▽イスラエル、ガザ地上作戦拡大 政府報道官「ハマスは代償払う」<ロイター日本語版>2023年10月28日午前 6:33 GMT+9
[エルサレム 27日 ロイター] – イスラエル軍のハガリ主席報道官は27日、イスラエル空軍と地上軍によるイスラム組織ハマスが実効支配するパレスチナ自治区ガザへの作戦を拡大すると表明した。またハマス側はイスラエルの国境付近でイスラエル軍と衝突していると発表した。

ハガリ氏はテレビ放映された記者会見で「過去数時間でガザでの攻撃を強化した」とし、空軍がトンネルやその他のインフラに対し大規模な攻撃を行っていると明らかにした。

「ここ数日間に実施した攻撃に加え、地上部隊が今夜作戦を拡大している」と述べ、ガザへの地上侵攻が始まる可能性があるのではないかという疑問も広がっている。

イスラエルのレゲフ政府報道官も、イスラエルがハマスに対する圧力を強めており、軍事作戦が現在進行中と述べた。

FOXニュースに対し「ハマスの軍事組織とガザの政治構造が解体されるまで、ハマスはわれわれの軍事的打撃を受け続ける。これが終わったときは、ガザは大きく変わるだろう」と語ったほか、MSNBCのインタビューに対し、ハマスは人道に対する犯罪の代償を払うことになると述べた。

イスラエル軍のハガリ報道官はさらに、イスラエル軍はイスラエルの安全を守るためにあらゆる面で準備していると述べ、ガザ市の住民に南に避難するよう呼びかけた。

さらに、イスラエル軍はロイターおよびフランス通信(AFP)に対し、ガザで活動するジャーナリストの安全を保証できないと警告した。ジャーナリスト保護委員会(CPJ)によると、戦争開始以来、ガザのほか、イスラエル、レバノン南部などで少なくとも27人のジャーナリストが死亡している。

また、地元の通信社などによると、ガザではインターネットと携帯電話の接続が遮断されている。

ハマス軍事部門はガザ北東部の町などでイスラエル軍と衝突したと発表した。

こうした中、国連総会は27日、イスラエルとパレスチナ自治区ガザを実効支配するイスラム組織ハマスに対し「人道的休戦」求める決議案を圧倒的多数で採択した。
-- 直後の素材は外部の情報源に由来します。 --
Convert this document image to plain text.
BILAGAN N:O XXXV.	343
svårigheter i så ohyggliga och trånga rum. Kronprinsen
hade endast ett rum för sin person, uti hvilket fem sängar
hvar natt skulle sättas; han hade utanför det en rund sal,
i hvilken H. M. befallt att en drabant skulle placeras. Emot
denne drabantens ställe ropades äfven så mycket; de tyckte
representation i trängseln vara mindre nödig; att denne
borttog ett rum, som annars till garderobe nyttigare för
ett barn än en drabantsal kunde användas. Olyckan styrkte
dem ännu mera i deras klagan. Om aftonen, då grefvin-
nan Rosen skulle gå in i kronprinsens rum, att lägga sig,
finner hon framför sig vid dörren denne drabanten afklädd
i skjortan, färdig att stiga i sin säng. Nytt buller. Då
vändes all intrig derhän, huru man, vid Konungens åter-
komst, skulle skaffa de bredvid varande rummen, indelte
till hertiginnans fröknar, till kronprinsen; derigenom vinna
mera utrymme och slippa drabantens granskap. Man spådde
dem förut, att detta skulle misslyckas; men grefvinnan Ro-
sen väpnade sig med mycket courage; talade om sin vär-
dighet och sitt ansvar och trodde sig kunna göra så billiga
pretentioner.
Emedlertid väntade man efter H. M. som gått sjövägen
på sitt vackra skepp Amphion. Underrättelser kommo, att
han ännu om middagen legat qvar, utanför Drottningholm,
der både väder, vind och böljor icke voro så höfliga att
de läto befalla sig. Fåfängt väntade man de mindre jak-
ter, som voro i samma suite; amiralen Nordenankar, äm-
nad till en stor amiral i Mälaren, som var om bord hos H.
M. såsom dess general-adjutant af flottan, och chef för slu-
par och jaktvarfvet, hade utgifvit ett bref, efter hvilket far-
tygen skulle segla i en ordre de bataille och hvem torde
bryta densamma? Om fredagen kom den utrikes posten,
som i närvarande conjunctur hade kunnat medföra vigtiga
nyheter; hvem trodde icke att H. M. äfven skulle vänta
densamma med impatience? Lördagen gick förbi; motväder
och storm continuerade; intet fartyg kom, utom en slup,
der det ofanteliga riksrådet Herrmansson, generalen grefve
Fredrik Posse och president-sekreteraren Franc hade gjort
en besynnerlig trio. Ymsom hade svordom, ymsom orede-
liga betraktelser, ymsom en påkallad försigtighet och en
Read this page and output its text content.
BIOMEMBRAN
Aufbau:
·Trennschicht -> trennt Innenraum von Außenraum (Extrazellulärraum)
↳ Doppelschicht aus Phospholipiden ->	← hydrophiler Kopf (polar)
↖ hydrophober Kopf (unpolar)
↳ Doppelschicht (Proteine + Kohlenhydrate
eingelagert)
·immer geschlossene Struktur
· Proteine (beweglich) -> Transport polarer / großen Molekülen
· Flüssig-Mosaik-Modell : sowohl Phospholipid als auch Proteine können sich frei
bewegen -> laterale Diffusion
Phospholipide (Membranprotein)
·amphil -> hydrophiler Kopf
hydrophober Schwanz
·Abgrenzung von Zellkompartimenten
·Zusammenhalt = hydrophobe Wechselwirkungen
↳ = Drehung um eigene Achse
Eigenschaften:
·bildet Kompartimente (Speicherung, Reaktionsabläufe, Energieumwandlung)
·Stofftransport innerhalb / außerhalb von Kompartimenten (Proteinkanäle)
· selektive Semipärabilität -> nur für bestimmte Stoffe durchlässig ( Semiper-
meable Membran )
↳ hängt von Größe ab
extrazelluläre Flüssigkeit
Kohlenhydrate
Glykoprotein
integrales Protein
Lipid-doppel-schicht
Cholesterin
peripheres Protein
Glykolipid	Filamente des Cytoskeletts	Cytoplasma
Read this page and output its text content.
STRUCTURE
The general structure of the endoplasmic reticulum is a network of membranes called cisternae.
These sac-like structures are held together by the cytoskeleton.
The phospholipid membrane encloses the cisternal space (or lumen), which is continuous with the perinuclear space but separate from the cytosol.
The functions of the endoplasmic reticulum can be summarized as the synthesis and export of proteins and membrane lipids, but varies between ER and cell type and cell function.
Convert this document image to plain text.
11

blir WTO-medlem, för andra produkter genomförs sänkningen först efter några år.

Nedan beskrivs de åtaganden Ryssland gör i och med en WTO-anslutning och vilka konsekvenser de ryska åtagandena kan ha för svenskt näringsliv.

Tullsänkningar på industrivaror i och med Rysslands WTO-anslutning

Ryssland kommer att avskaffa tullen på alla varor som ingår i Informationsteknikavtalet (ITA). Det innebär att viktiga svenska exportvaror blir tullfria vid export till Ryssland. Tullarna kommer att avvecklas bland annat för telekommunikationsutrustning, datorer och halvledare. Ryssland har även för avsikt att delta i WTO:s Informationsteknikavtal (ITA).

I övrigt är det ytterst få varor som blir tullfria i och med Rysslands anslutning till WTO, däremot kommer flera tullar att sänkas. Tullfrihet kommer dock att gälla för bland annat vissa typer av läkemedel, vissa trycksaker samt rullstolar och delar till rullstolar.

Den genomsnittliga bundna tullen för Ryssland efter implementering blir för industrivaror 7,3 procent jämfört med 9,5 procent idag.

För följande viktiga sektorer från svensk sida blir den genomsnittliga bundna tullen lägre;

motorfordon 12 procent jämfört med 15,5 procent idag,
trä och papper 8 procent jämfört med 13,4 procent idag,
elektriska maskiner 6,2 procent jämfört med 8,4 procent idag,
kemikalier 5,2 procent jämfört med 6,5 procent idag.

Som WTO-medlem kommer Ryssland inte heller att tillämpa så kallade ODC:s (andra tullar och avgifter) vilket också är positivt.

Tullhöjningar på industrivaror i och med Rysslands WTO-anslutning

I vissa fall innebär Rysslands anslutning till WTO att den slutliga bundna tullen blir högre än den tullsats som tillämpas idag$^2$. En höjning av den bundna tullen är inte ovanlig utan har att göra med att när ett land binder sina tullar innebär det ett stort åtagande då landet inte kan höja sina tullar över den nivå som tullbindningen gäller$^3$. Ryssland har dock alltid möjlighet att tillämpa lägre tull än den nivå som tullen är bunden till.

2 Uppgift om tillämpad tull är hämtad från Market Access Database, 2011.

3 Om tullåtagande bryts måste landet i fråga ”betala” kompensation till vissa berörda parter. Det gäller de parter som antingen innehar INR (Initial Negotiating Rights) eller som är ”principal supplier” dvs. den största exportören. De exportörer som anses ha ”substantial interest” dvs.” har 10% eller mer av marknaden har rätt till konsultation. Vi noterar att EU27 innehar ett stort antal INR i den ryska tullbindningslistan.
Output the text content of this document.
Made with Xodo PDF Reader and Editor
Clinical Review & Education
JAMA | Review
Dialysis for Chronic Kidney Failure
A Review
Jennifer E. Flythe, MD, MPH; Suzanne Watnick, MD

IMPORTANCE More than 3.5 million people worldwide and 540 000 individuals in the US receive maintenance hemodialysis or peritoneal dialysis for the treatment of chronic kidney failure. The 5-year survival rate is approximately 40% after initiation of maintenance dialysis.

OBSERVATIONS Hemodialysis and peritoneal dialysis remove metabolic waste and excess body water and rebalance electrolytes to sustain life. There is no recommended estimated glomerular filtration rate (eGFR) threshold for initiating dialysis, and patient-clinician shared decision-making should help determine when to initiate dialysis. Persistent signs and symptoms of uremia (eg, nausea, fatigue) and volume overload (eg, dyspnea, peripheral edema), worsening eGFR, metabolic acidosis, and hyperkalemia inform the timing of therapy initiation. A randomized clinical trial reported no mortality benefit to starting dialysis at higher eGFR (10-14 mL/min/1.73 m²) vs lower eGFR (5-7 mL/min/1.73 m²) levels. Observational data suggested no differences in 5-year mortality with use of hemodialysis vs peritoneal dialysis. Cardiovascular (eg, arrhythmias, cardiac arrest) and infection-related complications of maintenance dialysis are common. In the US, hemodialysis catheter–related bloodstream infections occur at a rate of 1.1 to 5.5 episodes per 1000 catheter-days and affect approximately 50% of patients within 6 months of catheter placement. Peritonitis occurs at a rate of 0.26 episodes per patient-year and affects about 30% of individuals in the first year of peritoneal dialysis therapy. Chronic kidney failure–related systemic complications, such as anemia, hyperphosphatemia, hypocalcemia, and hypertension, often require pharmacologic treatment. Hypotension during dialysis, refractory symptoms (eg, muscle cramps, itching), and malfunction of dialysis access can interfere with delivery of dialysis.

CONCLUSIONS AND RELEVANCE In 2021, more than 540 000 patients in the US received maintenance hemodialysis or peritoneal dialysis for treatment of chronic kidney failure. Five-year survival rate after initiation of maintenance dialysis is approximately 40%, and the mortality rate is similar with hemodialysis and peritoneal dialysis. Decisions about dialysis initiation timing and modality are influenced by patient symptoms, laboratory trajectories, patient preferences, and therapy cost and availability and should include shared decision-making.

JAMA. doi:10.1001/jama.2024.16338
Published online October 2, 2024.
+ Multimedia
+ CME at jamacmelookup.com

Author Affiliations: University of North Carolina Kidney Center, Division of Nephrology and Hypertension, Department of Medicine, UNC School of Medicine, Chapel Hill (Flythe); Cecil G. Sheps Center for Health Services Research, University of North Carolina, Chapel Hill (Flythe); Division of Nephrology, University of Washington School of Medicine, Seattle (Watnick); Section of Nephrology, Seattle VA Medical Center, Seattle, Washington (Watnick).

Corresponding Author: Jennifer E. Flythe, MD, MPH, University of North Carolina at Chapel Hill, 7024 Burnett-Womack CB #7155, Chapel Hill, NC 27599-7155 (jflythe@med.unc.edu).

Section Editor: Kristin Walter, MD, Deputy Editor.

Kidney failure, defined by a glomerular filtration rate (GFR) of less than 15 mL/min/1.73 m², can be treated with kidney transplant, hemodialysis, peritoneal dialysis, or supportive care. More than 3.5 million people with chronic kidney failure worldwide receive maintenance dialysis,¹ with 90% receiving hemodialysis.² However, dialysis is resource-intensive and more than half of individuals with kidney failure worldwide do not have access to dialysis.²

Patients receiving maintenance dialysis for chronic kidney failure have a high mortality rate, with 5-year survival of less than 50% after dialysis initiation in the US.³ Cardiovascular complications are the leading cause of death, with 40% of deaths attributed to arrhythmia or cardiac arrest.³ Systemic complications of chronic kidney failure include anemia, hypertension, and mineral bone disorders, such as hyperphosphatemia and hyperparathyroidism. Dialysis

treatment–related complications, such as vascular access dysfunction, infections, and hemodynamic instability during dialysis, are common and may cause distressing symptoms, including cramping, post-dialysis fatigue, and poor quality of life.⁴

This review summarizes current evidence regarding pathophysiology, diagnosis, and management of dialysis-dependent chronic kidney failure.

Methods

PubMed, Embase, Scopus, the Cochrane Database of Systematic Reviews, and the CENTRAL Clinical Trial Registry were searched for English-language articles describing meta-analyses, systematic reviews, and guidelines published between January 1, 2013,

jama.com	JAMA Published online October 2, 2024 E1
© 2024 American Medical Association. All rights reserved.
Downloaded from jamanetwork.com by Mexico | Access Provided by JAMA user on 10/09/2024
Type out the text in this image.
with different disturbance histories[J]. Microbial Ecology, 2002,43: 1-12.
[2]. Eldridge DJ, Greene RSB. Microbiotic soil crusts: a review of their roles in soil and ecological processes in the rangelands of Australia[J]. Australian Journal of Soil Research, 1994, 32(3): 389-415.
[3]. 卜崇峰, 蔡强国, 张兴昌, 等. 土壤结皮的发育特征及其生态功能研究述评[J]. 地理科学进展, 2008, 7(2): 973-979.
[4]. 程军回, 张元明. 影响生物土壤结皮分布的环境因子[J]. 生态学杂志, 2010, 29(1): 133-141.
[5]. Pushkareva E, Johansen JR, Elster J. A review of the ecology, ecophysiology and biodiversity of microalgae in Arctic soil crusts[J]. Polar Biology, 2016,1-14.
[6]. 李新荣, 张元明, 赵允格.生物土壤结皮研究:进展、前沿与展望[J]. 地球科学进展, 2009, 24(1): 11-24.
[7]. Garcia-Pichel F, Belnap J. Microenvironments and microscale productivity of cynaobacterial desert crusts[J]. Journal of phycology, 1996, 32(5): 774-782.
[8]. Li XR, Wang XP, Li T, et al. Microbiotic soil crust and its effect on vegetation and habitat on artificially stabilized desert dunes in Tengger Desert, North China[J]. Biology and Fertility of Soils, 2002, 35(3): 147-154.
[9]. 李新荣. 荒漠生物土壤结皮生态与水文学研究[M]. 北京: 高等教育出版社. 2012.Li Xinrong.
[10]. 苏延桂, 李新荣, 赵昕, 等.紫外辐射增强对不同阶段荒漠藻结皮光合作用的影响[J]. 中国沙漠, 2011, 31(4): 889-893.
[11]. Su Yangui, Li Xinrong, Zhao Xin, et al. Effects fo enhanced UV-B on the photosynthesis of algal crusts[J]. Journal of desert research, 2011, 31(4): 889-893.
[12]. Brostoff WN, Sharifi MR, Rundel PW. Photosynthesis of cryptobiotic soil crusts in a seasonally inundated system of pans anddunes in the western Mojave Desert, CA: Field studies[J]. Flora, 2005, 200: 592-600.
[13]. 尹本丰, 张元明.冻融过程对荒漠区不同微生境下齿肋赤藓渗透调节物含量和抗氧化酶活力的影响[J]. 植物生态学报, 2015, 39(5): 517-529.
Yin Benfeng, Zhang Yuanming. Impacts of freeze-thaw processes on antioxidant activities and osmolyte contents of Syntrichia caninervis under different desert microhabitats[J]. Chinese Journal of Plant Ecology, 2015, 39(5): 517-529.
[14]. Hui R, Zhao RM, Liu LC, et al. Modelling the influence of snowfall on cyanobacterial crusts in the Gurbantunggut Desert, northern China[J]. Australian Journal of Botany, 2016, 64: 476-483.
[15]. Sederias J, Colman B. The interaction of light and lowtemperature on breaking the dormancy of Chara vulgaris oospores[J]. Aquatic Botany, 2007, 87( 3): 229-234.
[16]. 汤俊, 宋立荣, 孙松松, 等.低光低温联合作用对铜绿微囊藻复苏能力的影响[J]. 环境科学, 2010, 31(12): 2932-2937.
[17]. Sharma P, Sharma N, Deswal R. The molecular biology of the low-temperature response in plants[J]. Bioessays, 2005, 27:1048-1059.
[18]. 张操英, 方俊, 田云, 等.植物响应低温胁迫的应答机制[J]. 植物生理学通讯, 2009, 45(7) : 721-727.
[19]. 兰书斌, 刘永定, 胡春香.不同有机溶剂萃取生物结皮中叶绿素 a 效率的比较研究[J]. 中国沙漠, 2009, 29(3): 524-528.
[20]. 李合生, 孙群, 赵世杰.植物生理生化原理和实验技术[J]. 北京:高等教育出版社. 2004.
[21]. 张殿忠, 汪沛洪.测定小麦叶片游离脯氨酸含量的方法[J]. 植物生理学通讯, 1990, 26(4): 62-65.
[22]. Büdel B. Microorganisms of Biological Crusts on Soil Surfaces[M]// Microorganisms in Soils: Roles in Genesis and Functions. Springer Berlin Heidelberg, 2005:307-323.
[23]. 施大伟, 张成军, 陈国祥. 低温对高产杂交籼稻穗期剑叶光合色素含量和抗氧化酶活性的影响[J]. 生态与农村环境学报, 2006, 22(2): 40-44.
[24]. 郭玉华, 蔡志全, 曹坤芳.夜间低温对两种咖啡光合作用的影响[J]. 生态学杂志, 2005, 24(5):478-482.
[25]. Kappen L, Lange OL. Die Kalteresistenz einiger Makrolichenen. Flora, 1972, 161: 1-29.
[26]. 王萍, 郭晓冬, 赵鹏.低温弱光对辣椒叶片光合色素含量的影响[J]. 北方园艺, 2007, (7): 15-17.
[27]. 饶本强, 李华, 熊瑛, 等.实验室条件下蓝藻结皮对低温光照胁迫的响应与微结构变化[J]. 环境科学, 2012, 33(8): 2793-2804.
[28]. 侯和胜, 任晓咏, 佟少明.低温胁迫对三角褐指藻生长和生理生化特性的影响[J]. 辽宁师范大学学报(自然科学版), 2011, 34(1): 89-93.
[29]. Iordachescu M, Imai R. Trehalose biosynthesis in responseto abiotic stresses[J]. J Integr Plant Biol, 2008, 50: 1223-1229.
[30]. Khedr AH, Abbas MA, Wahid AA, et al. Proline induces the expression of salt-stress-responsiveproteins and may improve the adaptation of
決議案はアラブ諸国が主導。法的拘束力はないが、政治的な重みがあり、ガザへの人道支援供給とパレスチナ市民の保護を要求する。 もっと見る

米ホワイトハウス国家安全保障会議(NSC)のカービー戦略広報調整官は、イスラエルが地上作戦を拡大しているという報道を認識しているとしつつも、コメントは控えた。

同時に、ガザ市民への人道支援物資や燃料、電力を供給するため、ガザにおけるイスラエルの軍事作戦一時停止を支持しているという認識を示したほか、ハマスに拘束されている200人超の人質を救出のために局地的な戦闘の一時停止が必要であれば、米国は支持するとも述べた。

一方で「われわれはイスラエルに越えてはならない一線を引いているわけではない」とし、米国はイスラエルが自国を守る権利を支持していると表明。米国は作戦の目的、ガザでの民間人保護の必要性、イスラエル人の人質の安全な帰還を獲得するための取り組み、ガザに対する地上作戦後を考慮する必要性などについてイスラエルと協議を続けているとした。

米国やアラブ諸国は、民間人の犠牲が増えるほか、紛争拡大につながるおそれがあるとし、イスラエルによるガザ地上侵攻延期を要請している。

ヨルダンのサファディ外相は27日、イスラエルがガザへの地上侵攻を開始すれば、「甚大な人道的大惨事」になると警鐘を鳴らした。